Ahead of Canadian cabinet shuffle, three more ministers bow out

FILE PHOTO: Canada's Minister of Transport Omar Alghabra attends an announcement supporting Canada commercial space launches in Longueuil

By David Ljunggren and Steve Scherer

OTTAWA (Reuters) - Three more Canadian government ministers said on Tuesday they would step down at the next election, freeing up room inside Prime Minister Justin Trudeau's cabinet for a reshuffle that he will unveil this week.

Trudeau, who last carried out a major shake-up in October 2021, is looking to refresh his left-leaning Liberal Party team ahead of an election that must be called by October 2025 and could happen earlier.

"It is a significant shuffle in that most of the portfolios will have a new name or a new minister," said a senior government source who requested anonymity because they were not authorised to speak about the changes.

Senior figures like Finance Minister Chrystia Freeland and Innovation Minister Francois-Philippe Champagne look set to keep their jobs. One well-placed Liberal source said Defence Minister Anita Anand was in the running to take over at Treasury Board, which has overall control of government spending.

The Liberal source said seven ministers would be leaving the cabinet. The Canadian Broadcasting Corp, which also said seven would go, named Justice Minister David Lametti and Public Safety Minister Marco Mendicino as among the departees.

Transport Minister Omar Alghabra, 53, said he would leave the cabinet immediately and not run in the next election. Public Procurement Minister Helena Jaczek, 72, and Fisheries Minister Joyce Murray, 69, said they also would not run again.

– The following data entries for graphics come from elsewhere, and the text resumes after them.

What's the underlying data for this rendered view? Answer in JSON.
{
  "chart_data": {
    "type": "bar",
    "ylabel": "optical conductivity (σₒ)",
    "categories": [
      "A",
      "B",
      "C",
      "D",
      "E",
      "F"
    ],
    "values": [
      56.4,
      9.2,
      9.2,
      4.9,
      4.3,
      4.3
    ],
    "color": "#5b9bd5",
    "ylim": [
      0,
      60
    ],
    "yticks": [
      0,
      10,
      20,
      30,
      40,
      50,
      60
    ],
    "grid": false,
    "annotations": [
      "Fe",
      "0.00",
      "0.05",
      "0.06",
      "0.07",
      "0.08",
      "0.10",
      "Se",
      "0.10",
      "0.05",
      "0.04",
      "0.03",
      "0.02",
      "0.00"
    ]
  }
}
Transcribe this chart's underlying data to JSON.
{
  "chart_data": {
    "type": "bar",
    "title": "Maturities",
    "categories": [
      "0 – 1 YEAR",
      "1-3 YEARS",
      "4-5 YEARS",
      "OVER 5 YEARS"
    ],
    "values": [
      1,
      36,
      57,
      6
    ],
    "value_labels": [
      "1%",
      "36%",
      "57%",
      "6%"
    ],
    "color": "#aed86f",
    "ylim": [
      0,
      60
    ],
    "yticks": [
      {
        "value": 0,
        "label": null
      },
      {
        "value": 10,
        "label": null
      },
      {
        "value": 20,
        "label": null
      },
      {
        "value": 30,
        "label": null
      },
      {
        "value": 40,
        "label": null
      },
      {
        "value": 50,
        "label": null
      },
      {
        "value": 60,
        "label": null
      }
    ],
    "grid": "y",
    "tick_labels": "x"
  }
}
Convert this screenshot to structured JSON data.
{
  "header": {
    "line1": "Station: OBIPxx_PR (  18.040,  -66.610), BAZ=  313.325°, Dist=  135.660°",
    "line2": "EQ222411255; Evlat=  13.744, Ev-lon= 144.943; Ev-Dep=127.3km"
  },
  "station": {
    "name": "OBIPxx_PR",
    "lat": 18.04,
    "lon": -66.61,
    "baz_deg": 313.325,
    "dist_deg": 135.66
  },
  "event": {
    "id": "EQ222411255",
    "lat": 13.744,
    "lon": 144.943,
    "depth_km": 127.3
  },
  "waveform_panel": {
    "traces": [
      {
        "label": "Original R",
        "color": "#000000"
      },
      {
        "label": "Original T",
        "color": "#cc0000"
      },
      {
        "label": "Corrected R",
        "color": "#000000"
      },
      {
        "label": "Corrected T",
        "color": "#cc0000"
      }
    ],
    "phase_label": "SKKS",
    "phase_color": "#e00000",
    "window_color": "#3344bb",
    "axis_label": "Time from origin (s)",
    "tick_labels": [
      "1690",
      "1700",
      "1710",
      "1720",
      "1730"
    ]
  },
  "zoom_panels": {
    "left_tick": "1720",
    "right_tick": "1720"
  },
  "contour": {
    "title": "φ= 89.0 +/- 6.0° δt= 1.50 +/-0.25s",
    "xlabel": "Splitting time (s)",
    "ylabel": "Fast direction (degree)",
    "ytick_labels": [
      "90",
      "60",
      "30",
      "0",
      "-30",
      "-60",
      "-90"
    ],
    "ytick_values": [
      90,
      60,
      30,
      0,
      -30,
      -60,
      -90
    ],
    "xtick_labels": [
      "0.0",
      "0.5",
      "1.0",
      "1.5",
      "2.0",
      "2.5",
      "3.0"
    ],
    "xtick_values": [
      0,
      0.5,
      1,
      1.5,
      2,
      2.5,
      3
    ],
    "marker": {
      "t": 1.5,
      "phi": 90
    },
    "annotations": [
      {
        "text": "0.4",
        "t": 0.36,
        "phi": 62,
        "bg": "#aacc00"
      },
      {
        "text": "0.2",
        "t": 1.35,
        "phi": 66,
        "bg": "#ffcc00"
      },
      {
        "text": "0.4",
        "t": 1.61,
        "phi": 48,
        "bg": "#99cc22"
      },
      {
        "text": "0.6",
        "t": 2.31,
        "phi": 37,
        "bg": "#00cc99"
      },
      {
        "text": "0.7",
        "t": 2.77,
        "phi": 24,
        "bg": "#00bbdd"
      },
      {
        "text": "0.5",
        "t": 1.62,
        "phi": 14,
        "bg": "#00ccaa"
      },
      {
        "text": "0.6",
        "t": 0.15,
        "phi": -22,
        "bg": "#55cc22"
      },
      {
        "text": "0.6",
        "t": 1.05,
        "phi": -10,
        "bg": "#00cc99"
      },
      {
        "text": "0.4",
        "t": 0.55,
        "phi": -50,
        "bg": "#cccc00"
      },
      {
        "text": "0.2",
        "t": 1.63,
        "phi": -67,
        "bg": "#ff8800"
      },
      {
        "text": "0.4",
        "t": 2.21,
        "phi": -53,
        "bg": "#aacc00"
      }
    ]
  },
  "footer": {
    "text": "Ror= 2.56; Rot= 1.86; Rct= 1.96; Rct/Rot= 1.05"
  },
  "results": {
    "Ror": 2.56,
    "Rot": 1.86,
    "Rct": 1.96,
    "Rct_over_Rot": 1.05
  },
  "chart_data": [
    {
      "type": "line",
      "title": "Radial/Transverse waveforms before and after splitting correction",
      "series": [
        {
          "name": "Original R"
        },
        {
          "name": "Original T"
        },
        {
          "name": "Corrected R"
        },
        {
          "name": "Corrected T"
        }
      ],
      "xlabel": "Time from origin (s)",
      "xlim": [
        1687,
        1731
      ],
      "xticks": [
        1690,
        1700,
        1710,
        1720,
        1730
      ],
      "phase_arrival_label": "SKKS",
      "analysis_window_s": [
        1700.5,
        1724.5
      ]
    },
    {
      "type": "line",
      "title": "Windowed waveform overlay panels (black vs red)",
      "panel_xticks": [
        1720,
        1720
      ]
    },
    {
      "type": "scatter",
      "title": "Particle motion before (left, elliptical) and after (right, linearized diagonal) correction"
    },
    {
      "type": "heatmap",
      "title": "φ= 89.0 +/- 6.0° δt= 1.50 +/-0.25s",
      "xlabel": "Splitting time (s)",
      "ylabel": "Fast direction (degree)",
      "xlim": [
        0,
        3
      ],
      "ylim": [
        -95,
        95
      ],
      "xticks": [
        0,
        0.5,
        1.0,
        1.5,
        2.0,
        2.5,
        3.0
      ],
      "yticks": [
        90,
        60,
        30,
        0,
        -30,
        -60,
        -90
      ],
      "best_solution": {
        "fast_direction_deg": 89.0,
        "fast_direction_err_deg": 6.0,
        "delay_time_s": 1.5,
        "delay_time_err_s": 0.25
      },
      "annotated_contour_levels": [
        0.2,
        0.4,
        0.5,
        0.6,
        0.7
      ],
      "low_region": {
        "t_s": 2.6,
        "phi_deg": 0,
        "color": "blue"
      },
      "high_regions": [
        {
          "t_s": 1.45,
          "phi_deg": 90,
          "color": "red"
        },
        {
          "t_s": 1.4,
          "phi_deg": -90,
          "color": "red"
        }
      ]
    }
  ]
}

Ministers who announce they intend to leave politics are usually dropped quickly from the cabinet. Mental Health Minister Carolyn Bennett, 72, said on Monday she would not be a candidate in the next election.

Liberal sources say the shuffle will happen this week and could be announced as early as Wednesday.

Trudeau won a parliamentary majority in 2015 but was reduced to leading a minority government after elections in 2019 and 2021. He relies on the support of the smaller, left-of-center New Democrats, who have agreed to keep him in power until 2025, though that deal is not binding.

Alghabra took over the transport portfolio in January 2021. Opposition parties criticized him last year after travelers faced long delays at Toronto's main airport.

Jaczek had been in her cabinet position for less than a year.